そして、デスパイネの中前適時打で1点。1死後、中村晃の四球と松田の中前安打で満塁とすると、DeNAは井納を諦めて左腕・田中健二朗にスイッチした。
これに工藤公康監督も反応。2点本塁打の長谷川を下げて右打者の川島慶三を送り込んだ。川島が押し出し四球で1点。9番・甲斐拓也も押し出しを選ぶと、柳田、今宮の連続適時打で一気に7点を挙げて試合を決めた。
ソフトバンク打線が爆発したのは間違いないが、そこに至る試合の流れを読み切るしたたかさ。
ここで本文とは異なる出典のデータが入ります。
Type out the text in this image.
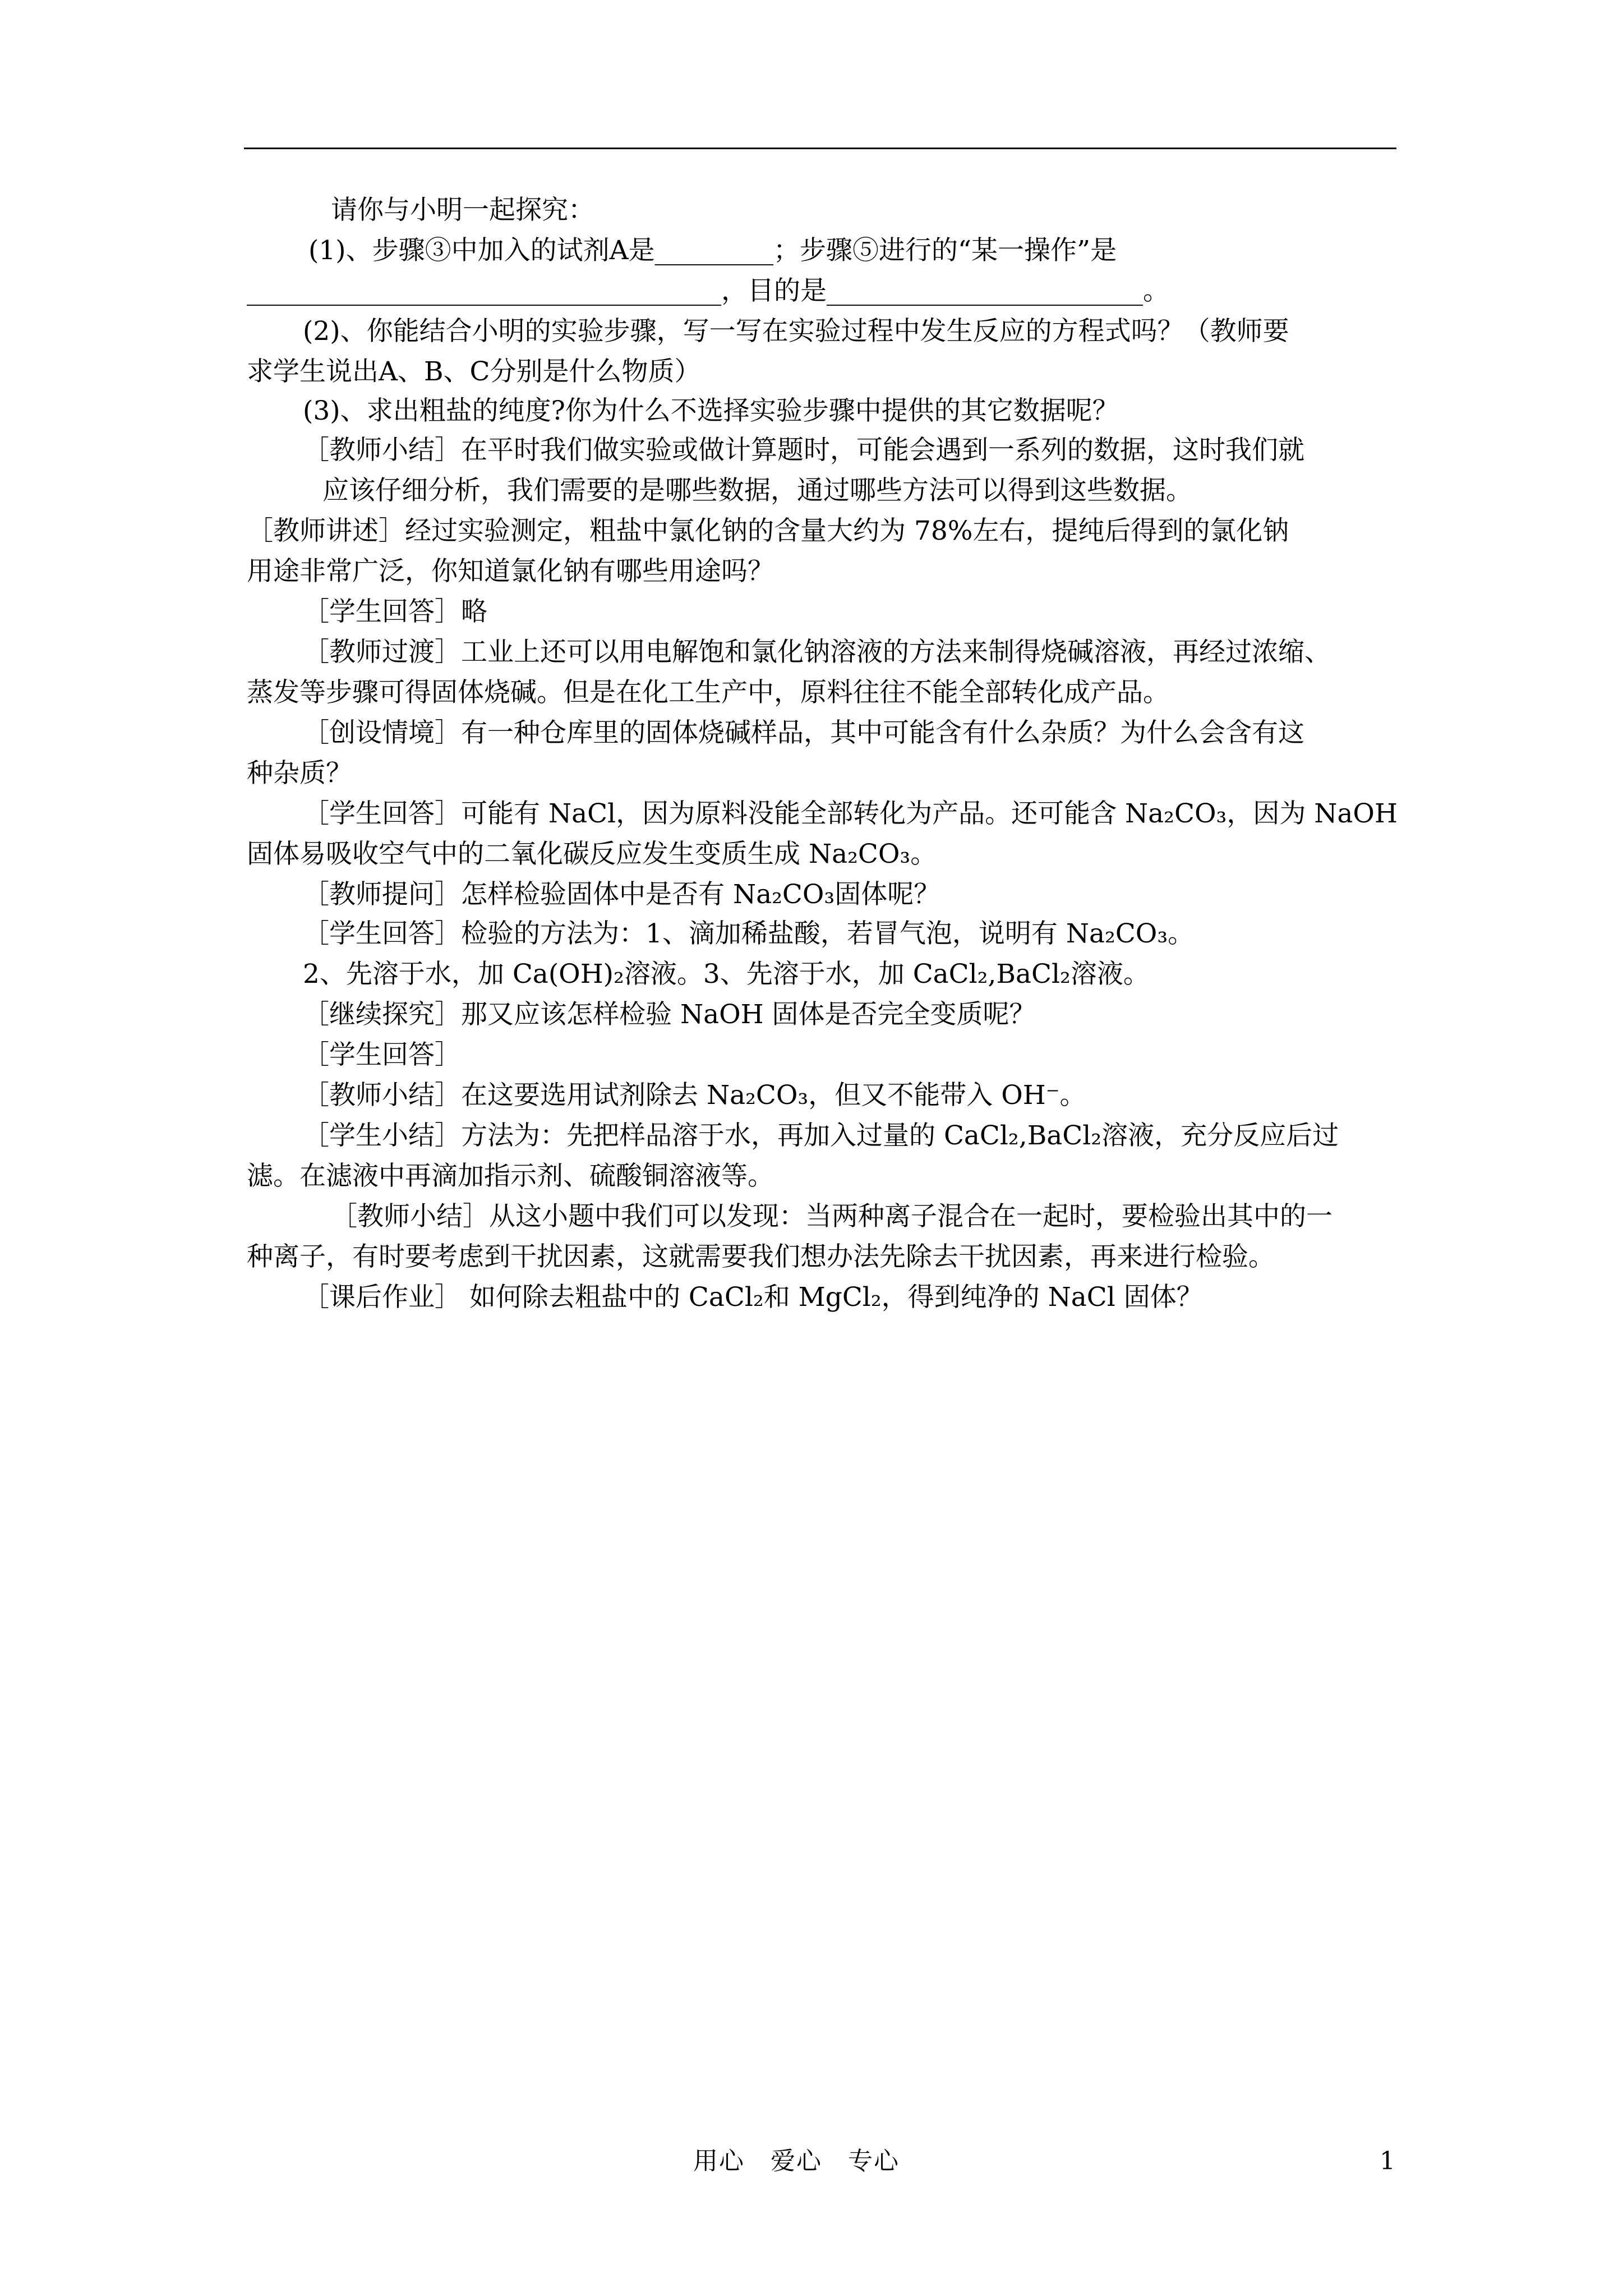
请你与小明一起探究：
(1)、步骤③中加入的试剂A是_________；步骤⑤进行的“某一操作”是
____________________________________，目的是________________________。
(2)、你能结合小明的实验步骤，写一写在实验过程中发生反应的方程式吗？（教师要
求学生说出A、B、C分别是什么物质）
(3)、求出粗盐的纯度?你为什么不选择实验步骤中提供的其它数据呢？
［教师小结］在平时我们做实验或做计算题时，可能会遇到一系列的数据，这时我们就
应该仔细分析，我们需要的是哪些数据，通过哪些方法可以得到这些数据。
［教师讲述］经过实验测定，粗盐中氯化钠的含量大约为 78%左右，提纯后得到的氯化钠
用途非常广泛，你知道氯化钠有哪些用途吗？
［学生回答］略
［教师过渡］工业上还可以用电解饱和氯化钠溶液的方法来制得烧碱溶液，再经过浓缩、
蒸发等步骤可得固体烧碱。但是在化工生产中，原料往往不能全部转化成产品。
［创设情境］有一种仓库里的固体烧碱样品，其中可能含有什么杂质？为什么会含有这
种杂质？
［学生回答］可能有 NaCl，因为原料没能全部转化为产品。还可能含 Na₂CO₃，因为 NaOH
固体易吸收空气中的二氧化碳反应发生变质生成 Na₂CO₃。
［教师提问］怎样检验固体中是否有 Na₂CO₃固体呢？
［学生回答］检验的方法为：1、滴加稀盐酸，若冒气泡，说明有 Na₂CO₃。
2、先溶于水，加 Ca(OH)₂溶液。3、先溶于水，加 CaCl₂,BaCl₂溶液。
［继续探究］那又应该怎样检验 NaOH 固体是否完全变质呢？
［学生回答］
［教师小结］在这要选用试剂除去 Na₂CO₃，但又不能带入 OH⁻。
［学生小结］方法为：先把样品溶于水，再加入过量的 CaCl₂,BaCl₂溶液，充分反应后过
滤。在滤液中再滴加指示剂、硫酸铜溶液等。
［教师小结］从这小题中我们可以发现：当两种离子混合在一起时，要检验出其中的一
种离子，有时要考虑到干扰因素，这就需要我们想办法先除去干扰因素，再来进行检验。
［课后作业］ 如何除去粗盐中的 CaCl₂和 MgCl₂，得到纯净的 NaCl 固体？
用心　爱心　专心	1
その戦い方はDeNAと大きな差があった。
初戦は極めて重要だ。ラミレス監督も「すべての試合が重要だが、初戦の持つ意味は違うと選手に話した」と試合前に語っていた。
しかし、初戦を重視していたのはソフトバンクの方だった。
工藤監督は初戦の重要性に加え、3位から勝ち上がってきたDeNAの勢いを止める必要性を感じていた。本来なら最多勝の東浜巨を初戦先発に立てもよかったが、千賀を選んだ。
「東浜君が悪いということではなくてね、強いボールにDeNAの打線が打ちあぐねるんじゃないかと思った。強いボールを投げる千賀君に決めました」
DeNAはクライマックスシリーズ・ファーストステージ、ファイナルステージとも初戦を落とした。それでも勝ち抜くことができたから、初戦の力の入れ方が微妙に薄かったのかもしれない。
とはいえ、相手はソフトバンクだ。初戦では両者の戦い方に大きな差が見えた中で、DeNAはどう打開するのか。2戦目も極めて重要な戦いになる。